La proclamation dimanche en Irak d'un califat islamique, dans la foulée des succès remportés par l'insurrection sunnite, représente une menace existentielle pour le réseau Al Qaïda, estiment des experts.

Face au chef de l'État islamique en Irak et au Levant (EIIL), Abou Bakr al-Baghdadi, désormais proclamé «calife Ibrahim», l'Égyptien Ayman al-Zawahiri, successeur désigné d'Oussama ben Laden, faisait déjà depuis des mois pâle figure, surtout aux yeux des jeunes générations attirées ou fascinées par le djihad, qui le trouvaient trop vieux et pas assez entreprenant.

Depuis 2013, le chef de l'EIIL refusait de reconnaître son autorité. Désormais il la conteste ouvertement.

«La compétition (entre les deux mouvements) est désormais engagée, et nous allons voir qui va en dicter les termes», confie à l'AFP Magnus Ranstorp, fin connaisseur de l'islamisme radical au sein du Collège national de défense suédois. «Al-Baghdadi, qui avait déjà refusé de faire allégeance à Al-Zawahiri, peut désormais dire: regardez ce que nous avons accompli! Nous agissons, bâtissons le califat. Vous, vous êtes on ne sait où, à faire des discours sur internet».

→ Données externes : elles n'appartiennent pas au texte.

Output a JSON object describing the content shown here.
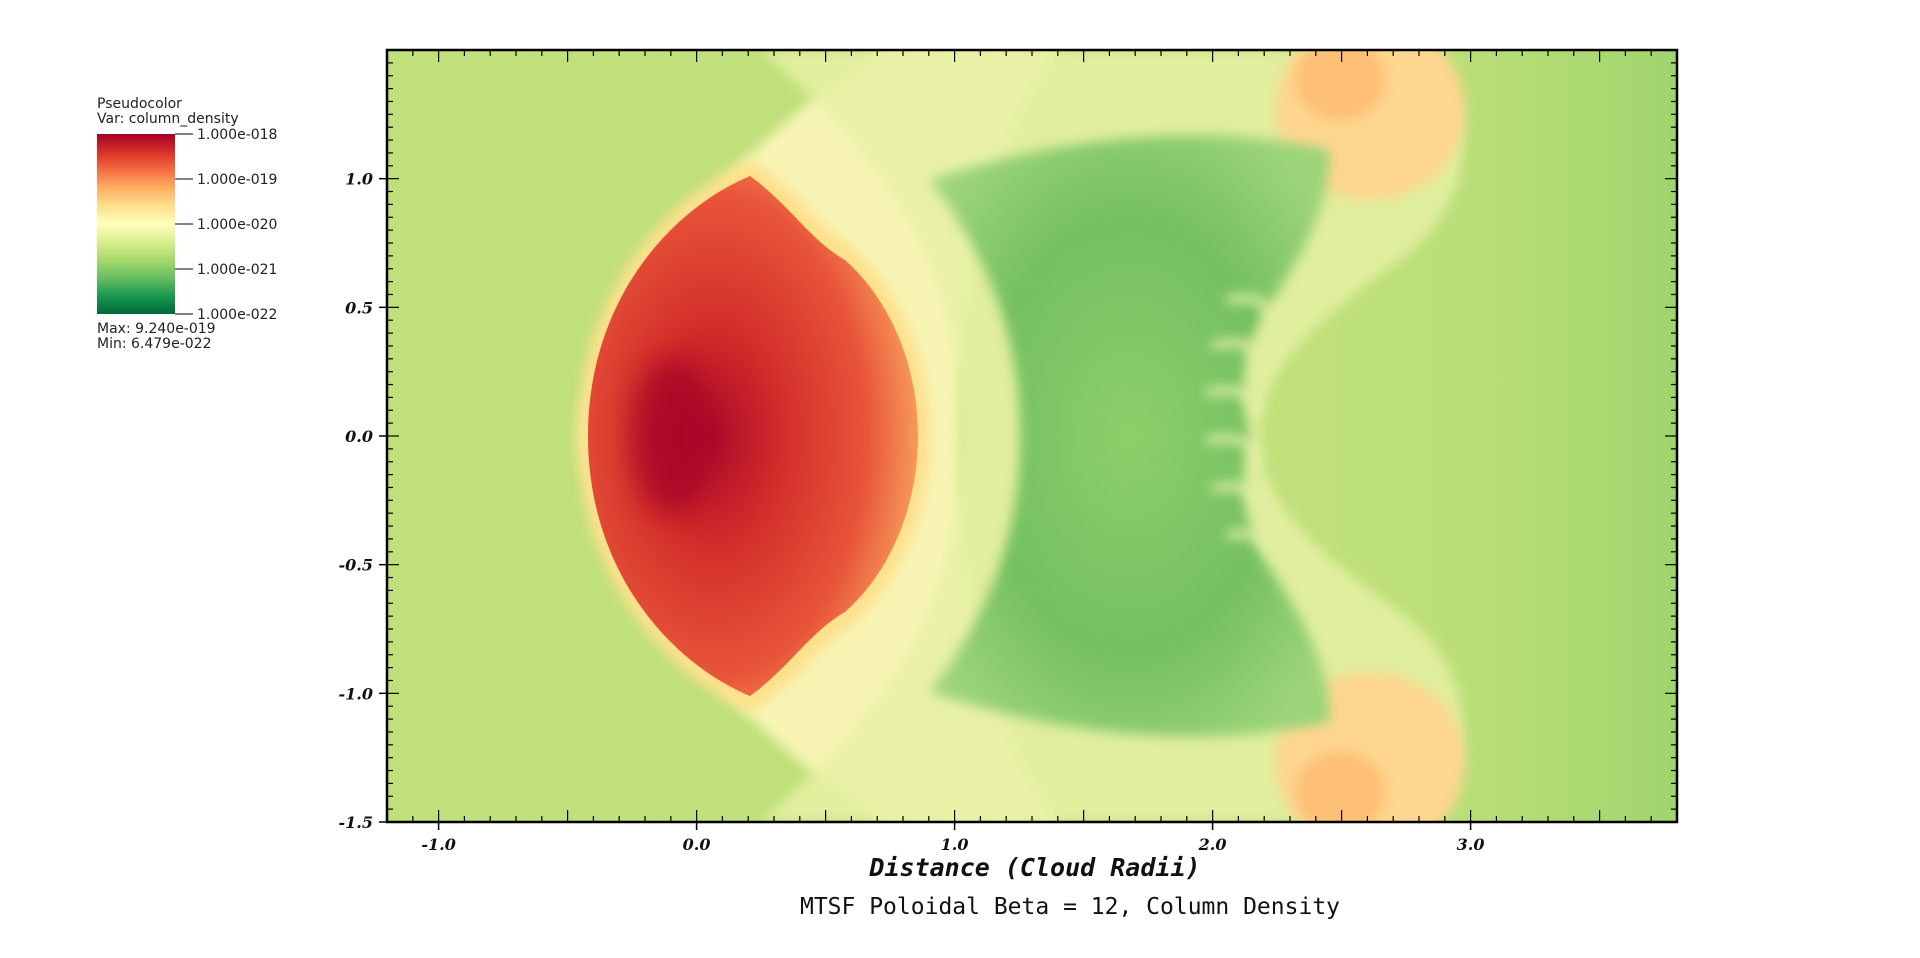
{
  "chart_data": {
    "type": "heatmap",
    "legend": {
      "plot_type": "Pseudocolor",
      "variable": "Var: column_density",
      "tick_labels": [
        "1.000e-018",
        "1.000e-019",
        "1.000e-020",
        "1.000e-021",
        "1.000e-022"
      ],
      "max_label": "Max:  9.240e-019",
      "min_label": "Min:  6.479e-022",
      "colormap": [
        "#a50026",
        "#d73027",
        "#f46d43",
        "#fdae61",
        "#fee08b",
        "#ffffbf",
        "#d9ef8b",
        "#a6d96a",
        "#66bd63",
        "#1a9850",
        "#006837"
      ],
      "scale": "log"
    },
    "xlabel": "Distance (Cloud Radii)",
    "title": "MTSF Poloidal Beta = 12, Column Density",
    "xlim": [
      -1.2,
      3.8
    ],
    "ylim": [
      -1.5,
      1.5
    ],
    "x_ticks": [
      {
        "value": -1.0,
        "label": "-1.0"
      },
      {
        "value": 0.0,
        "label": "0.0"
      },
      {
        "value": 1.0,
        "label": "1.0"
      },
      {
        "value": 2.0,
        "label": "2.0"
      },
      {
        "value": 3.0,
        "label": "3.0"
      }
    ],
    "y_ticks": [
      {
        "value": 1.0,
        "label": "1.0"
      },
      {
        "value": 0.5,
        "label": "0.5"
      },
      {
        "value": 0.0,
        "label": "0.0"
      },
      {
        "value": -0.5,
        "label": "-0.5"
      },
      {
        "value": -1.0,
        "label": "-1.0"
      },
      {
        "value": -1.5,
        "label": "-1.5"
      }
    ],
    "background_color": "#bfe07a",
    "regions": [
      {
        "name": "cloud-core",
        "color": "#b40d2c",
        "x": -0.1,
        "y": 0.0
      },
      {
        "name": "cloud-body",
        "color": "#e0452f",
        "x": 0.2,
        "y": 0.0
      },
      {
        "name": "bow-shock",
        "color": "#fee08b",
        "x": -0.45,
        "y": 0.0
      },
      {
        "name": "tail-cavity",
        "color": "#79c364",
        "x": 1.8,
        "y": 0.0
      },
      {
        "name": "upper-vortex",
        "color": "#fdbf75",
        "x": 2.5,
        "y": 1.35
      },
      {
        "name": "lower-vortex",
        "color": "#fdbf75",
        "x": 2.5,
        "y": -1.35
      }
    ]
  }
}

«Le califat a toujours été le but ultime», ajoute-t-il. «EIIL a commencé à le faire, et cela va leur apporter une énergie supplémentaire. Ils contrôlent un territoire. C'est pour cela que tant de volontaires venus du monde entier les rejoignent, via la Syrie, c'est pour cela qu'il y a parmi eux tellement de femmes. Le génie est maintenant sorti de la bouteille, impossible de l'y faire retourner».

Une question de temps 

Dans la proclamation, largement diffusée sur internet, de la création de «l'État islamique», le porte-parole d'EIIL Abou Mohammad al-Adnani a été clair: il a annoncé que s'ouvrait «une ère nouvelle pour le djihad international». Il a déclaré: «Nous précisons à tous les musulmans qu'avec la déclaration du califat, il leur est désormais obligatoire de prêter allégeance au calife Ibrahim et de le soutenir. La légalité de tous les émirats, groupes, États et organisations devient nulle au moment de l'expansion du califat et de l'arrivée de ses troupes dans leurs territoires».

Un appel auquel un premier groupe d'insurgés islamistes en Syrie, Jeish al-Sahaba («l'armée des compagnons»), a immédiatement répondu. Il a publié le jour même sur son compte Twitter un communiqué annonçant sa dissolution et son intégration au sein des forces du nouveau calife.

Dans une analyse transmise par courriel, le chercheur Charles Lister, du groupe de réflexion Brookings Doha, écrit: «Pour dire les choses simplement, Abou Bakr al-Baghdadi a déclaré la guerre à Al Qaïda. Même s'il est inévitable que des membres éminents d'Al Qaïda et leurs partisans vont rapidement dénoncer Al-Baghdadi et sa proclamation, à long terme les répercussions seront significatives».

«La jeune génération de djihadistes soutient de plus en plus l'EIIL, essentiellement à cause de sa capacité prouvée à obtenir des résultats rapides par sa brutalité», assure-t-il. «La prise récente de Mossoul et ses autres gains en Irak a déjà augmenté de façon dramatique le potentiel de recrutement de l'EIIL», selon lui.

Il est probable que les autres mouvements affiliés à Al Qaïda, et dont les chefs ont fait allégeance à Al-Zawahiri, vont, au moins dans un premier temps, rester fidèles à leur serment. Mais si le calife Ibrahim parvient à assoir son pouvoir, dans les territoires qu'il a conquis à cheval entre la Syrie et l'Irak, et à repousser la contre-attaque de Bagdad, soutenue par les forces chiites et les États-Unis, son prestige sera tel que les ralliements pourraient se multiplier, estiment les experts.

«Dans sa proclamation, l'État islamique a clairement fait savoir qu'il considèrerait tout groupe qui refuserait de lui prêter allégeance comme un ennemi de l'islam», ajoute Charles Lister.

Dans les zones tenues par les rebelles en Syrie, les affrontements entre l'EIIL et d'autres groupes radicaux contestant son pouvoir ont fait, au cours des derniers mois, des milliers de victimes.

Pour Anour al-Eshki, directeur de l'Institut d'études stratégiques de Jeddah (Arabie Saoudite), ce n'est qu'une question de temps. «Daesh (acronyme de l'EIIL en arabe) entrera en compétition avec Al Qaïda. Il est comme le Pacman (petit personnage glouton de jeux vidéos): il dévore tous les groupes terroristes sur son passage».